Britney Spears’s father has filed court papers to dissolve the 13-year conservatorship during which he oversaw his daughter’s life and finances. Jamie Spears wrote that Britney “is entitled to have this court now seriously consider whether this conservatorship is no longer required”. The singer, who has sought to remove him from the role twice in the last two years, has described their relationship as “abusive” and refused to perform under his management.

Timeline: Britney Spears’ battle against conservatorship

5. Tense Grenfell footage to be aired

Previously unseen video footage of Grenfell Tower residents pleading with their MP and landlord in the months before the 2017 disaster is to be broadcast for the first time. During acrimonious meetings with Victoria Borwick, the then Conservative MP for the area, and Peter Maddison, the council landlord’s senior executive at the time, residents complain about conditions in the tower. People who later died in the fire are seen in the footage, which will be broadcast by Channel 4.

A tragedy in pictures: the Grenfell Tower disaster

6. Mexico decriminalises abortion

Mexico’s Supreme Court has ruled that criminal penalties for terminating pregnancies are unconstitutional, in a decision that means women can no longer be prosecuted for getting an abortion. Supreme Court Justice Luis Maria Aguilar described the ruling as a “historic step for the rights of women” in a country where abortion is severely restricted in all but four states.

7. Astra boss caution on boosters

The boss of AstraZeneca has said that Covid booster jabs may not be needed for everyone in the UK. Writing for The Telegraph, Pascal Soriot said that the UK was just “a few weeks away” away from having a definitive answer on the long-term effectiveness of two doses. “Moving too quickly to boost across the entire adult population will deprive us of this insight,” he said in a piece co-written with Sir Mene Pangalos, executive vice president of BioPharmaceuticals R&D.
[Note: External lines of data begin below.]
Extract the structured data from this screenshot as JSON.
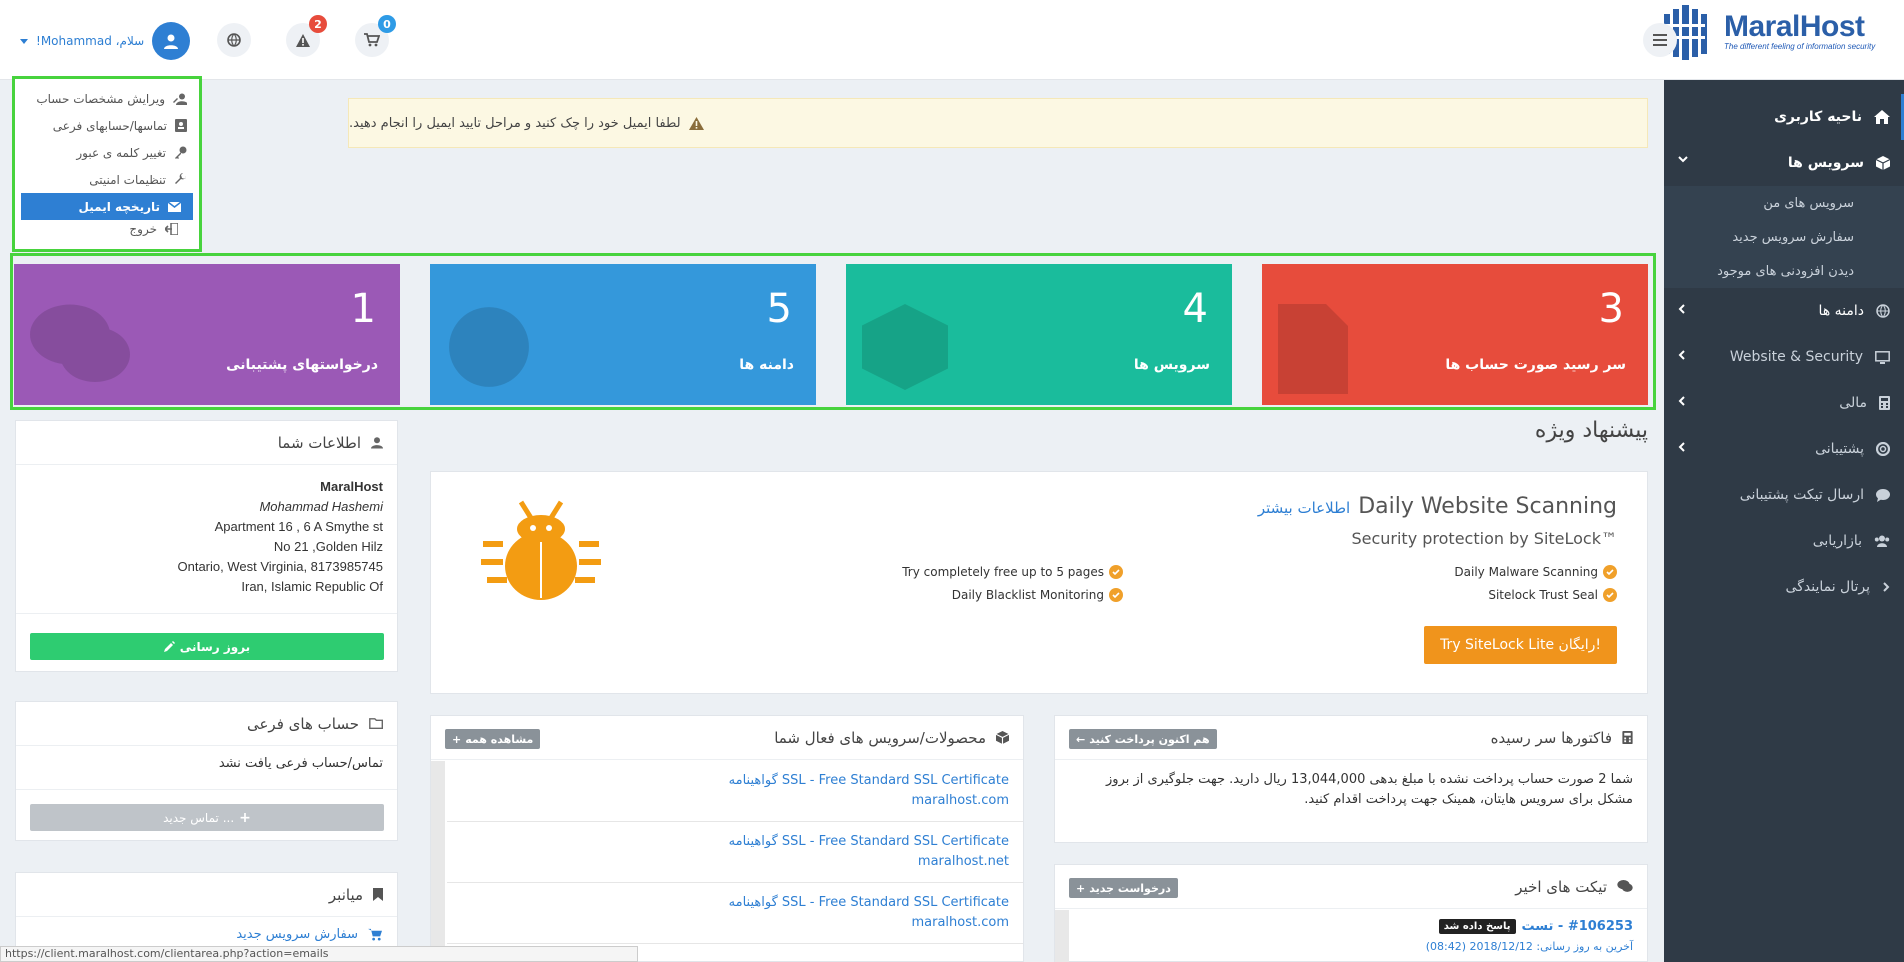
{
  "logo": {
    "brand": "MaralHost",
    "tagline": "The different feeling of information security"
  },
  "header": {
    "greeting": "سلام، Mohammad!",
    "notifications_count": "2",
    "cart_count": "0"
  },
  "account_menu": {
    "items": [
      {
        "label": "ویرایش مشخصات حساب"
      },
      {
        "label": "تماسها/حسابهای فرعی"
      },
      {
        "label": "تغییر کلمه ی عبور"
      },
      {
        "label": "تنظیمات امنیتی"
      },
      {
        "label": "تاریخچه ایمیل"
      }
    ],
    "logout": "خروج"
  },
  "sidebar": {
    "items": [
      {
        "label": "ناحیه کاربری"
      },
      {
        "label": "سرویس ها"
      },
      {
        "label": "دامنه ها"
      },
      {
        "label": "Website & Security"
      },
      {
        "label": "مالی"
      },
      {
        "label": "پشتیبانی"
      },
      {
        "label": "ارسال تیکت پشتیبانی"
      },
      {
        "label": "بازاریابی"
      },
      {
        "label": "پرتال نمایندگی"
      }
    ],
    "subitems": [
      {
        "label": "سرویس های من"
      },
      {
        "label": "سفارش سرویس جدید"
      },
      {
        "label": "دیدن افزودنی های موجود"
      }
    ]
  },
  "alert": {
    "text": "لطفا ایمیل خود را چک کنید و مراحل تایید ایمیل را انجام دهید."
  },
  "stats": [
    {
      "value": "3",
      "label": "سر رسید صورت حساب ها",
      "color": "#e74c3c"
    },
    {
      "value": "4",
      "label": "سرویس ها",
      "color": "#1abc9c"
    },
    {
      "value": "5",
      "label": "دامنه ها",
      "color": "#3498db"
    },
    {
      "value": "1",
      "label": "درخواستهای پشتیبانی",
      "color": "#9b59b6"
    }
  ],
  "promo": {
    "section_title": "پیشنهاد ویژه",
    "title": "Daily Website Scanning",
    "more_link": "اطلاعات بیشتر",
    "subtitle": "Security protection by SiteLock™",
    "features": [
      "Daily Malware Scanning",
      "Sitelock Trust Seal",
      "Try completely free up to 5 pages",
      "Daily Blacklist Monitoring"
    ],
    "cta": "Try SiteLock Lite رایگان!"
  },
  "info_panel": {
    "title": "اطلاعات شما",
    "company": "MaralHost",
    "name": "Mohammad Hashemi",
    "address1": "Apartment 16 , 6 A Smythe st",
    "address2": "No 21 ,Golden Hilz",
    "address3": "Ontario, West Virginia, 8173985745",
    "country": "Iran, Islamic Republic Of",
    "update_button": "بروز رسانی"
  },
  "subaccounts_panel": {
    "title": "حساب های فرعی",
    "empty": "تماس/حساب فرعی یافت نشد",
    "new_button": "تماس جدید ..."
  },
  "shortcuts_panel": {
    "title": "میانبر",
    "link": "سفارش سرویس جدید"
  },
  "services_panel": {
    "title": "محصولات/سرویس های فعال شما",
    "view_all": "مشاهده همه",
    "rows": [
      {
        "name": "گواهینامه SSL - Free Standard SSL Certificate",
        "domain": "maralhost.com"
      },
      {
        "name": "گواهینامه SSL - Free Standard SSL Certificate",
        "domain": "maralhost.net"
      },
      {
        "name": "گواهینامه SSL - Free Standard SSL Certificate",
        "domain": "maralhost.com"
      }
    ]
  },
  "invoices_panel": {
    "title": "فاکتورها سر رسیده",
    "pay_button": "هم اکنون پرداخت کنید",
    "text": "شما 2 صورت حساب پرداخت نشده با مبلغ بدهی 13,044,000 ریال دارید. جهت جلوگیری از بروز مشکل برای سرویس هایتان، همینک جهت پرداخت اقدام کنید."
  },
  "tickets_panel": {
    "title": "تیکت های اخیر",
    "new_button": "درخواست جدید",
    "ticket_id": "#106253 - تست",
    "status": "پاسخ داده شد",
    "updated": "آخرین به روز رسانی: 2018/12/12 (08:42)"
  },
  "status_bar": {
    "url": "https://client.maralhost.com/clientarea.php?action=emails"
  }
}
Everything you need to know about Covid-19 booster vaccines

8. Amazon pays £3.8m more UK tax

Amazon’s core UK business paid just £3.8m more corporation tax last year than in 2019, despite an increase in sales of £1.89bn. Accounts filed at Companies House show that the corporation tax contribution of Amazon UK Services was £18.3m in the year to December 2020, up 26% from £14.5m a year before. The Guardian reported that profits at the division rose by a quarter over the same period to £128m, while sales soared by 64% to £4.85bn.

9. Boeing directors face crash suit

A US judge has ruled that Boeing’s board of directors must face a lawsuit from shareholders over two fatal crashes involving its 737 Max plane. Morgan Zurn said the first crash was a “red flag” about a key safety system on the jet “that the board should have heeded but instead ignored”. He said investors had “lost billions of dollars” but the real victims were those who died and their families.

Boeing admits technical faults in Ethiopia crash

10. Anti-vax ‘mob’ stone Trudeau

Justin Trudeau said a “mob” of anti-vaccine campaigners that threw rocks at him was “foaming at the mouth”. Stones appeared to hit the Canadian prime minister when he boarded his campaign bus during an increasingly fraught and volatile election. The incident happened just hours after Trudeau vowed no surrender to “anti-vaxxer mobs”. Trudeau has called a snap election for 20 September, seeking a stronger mandate to deal with the pandemic.